Flash, or pure black, or pure white, or just outrageous design. But I can assure you one thing, it’s going to be one or the other. The Russians just love wooden flooring. Go to any elegant home in Russia and I am assured you will find a wooden floor of distinction, and it will almost certainly be made from oak. But which type of oak? Well, for a start, Russia is the the largest forest country on earth, and the timber industry is worth nearly 20 billion a year. 20 BILLION. The Siberian forest accounts for nearly 80% of Russia’s land, covering an area of over 13million sq kilometers. And guess how many people live there. About 7. Well that’s what it would look like if you zoomed in from outter space. It works out to about 3 people per sq kilometer. I suppose if you include all the Russian athletes that failed to make gold at each Olympics, make that 4 per sq kilometer. It’s Humongous. And wood you believe that more than a third of all Siberian logs are smuggled out by the mafia ? Madness.
So back to what sort of oak do the Russians use in their homes. Well, not Siberian oak for a start. Its nasty looking stuff in my book. It’s so wild that we gave up using it over 10 years ago. And most of it is illegal despite what the honest Brit retailer tells you.You will find that if you lay 10 planks out on a floor, then you will probably get at least 7 different coloured planks.
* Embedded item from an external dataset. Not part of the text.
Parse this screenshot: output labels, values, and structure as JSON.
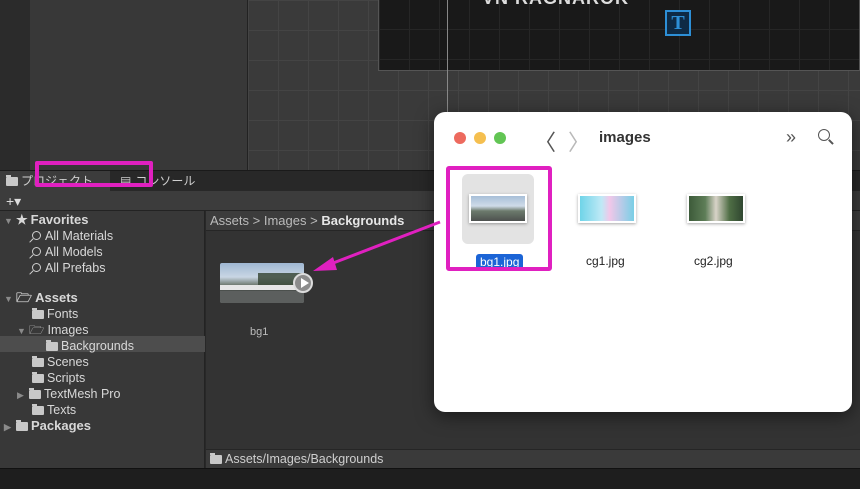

It’s all over the place, and apparently that’s got something to do with the nutrients that it gets from the soil. Or the vodka that’s deposited from the hundreds of vomitting Cosaks that inhabit the area. OK I may be wrong about the Cosaks, but Im pretty sure about the vodka nutrient. It’s basically a drunk oak tree.
Anyway, Im stopping the blog before I upset the Cosaks. Or the Bolsheviks. Or Vladmir.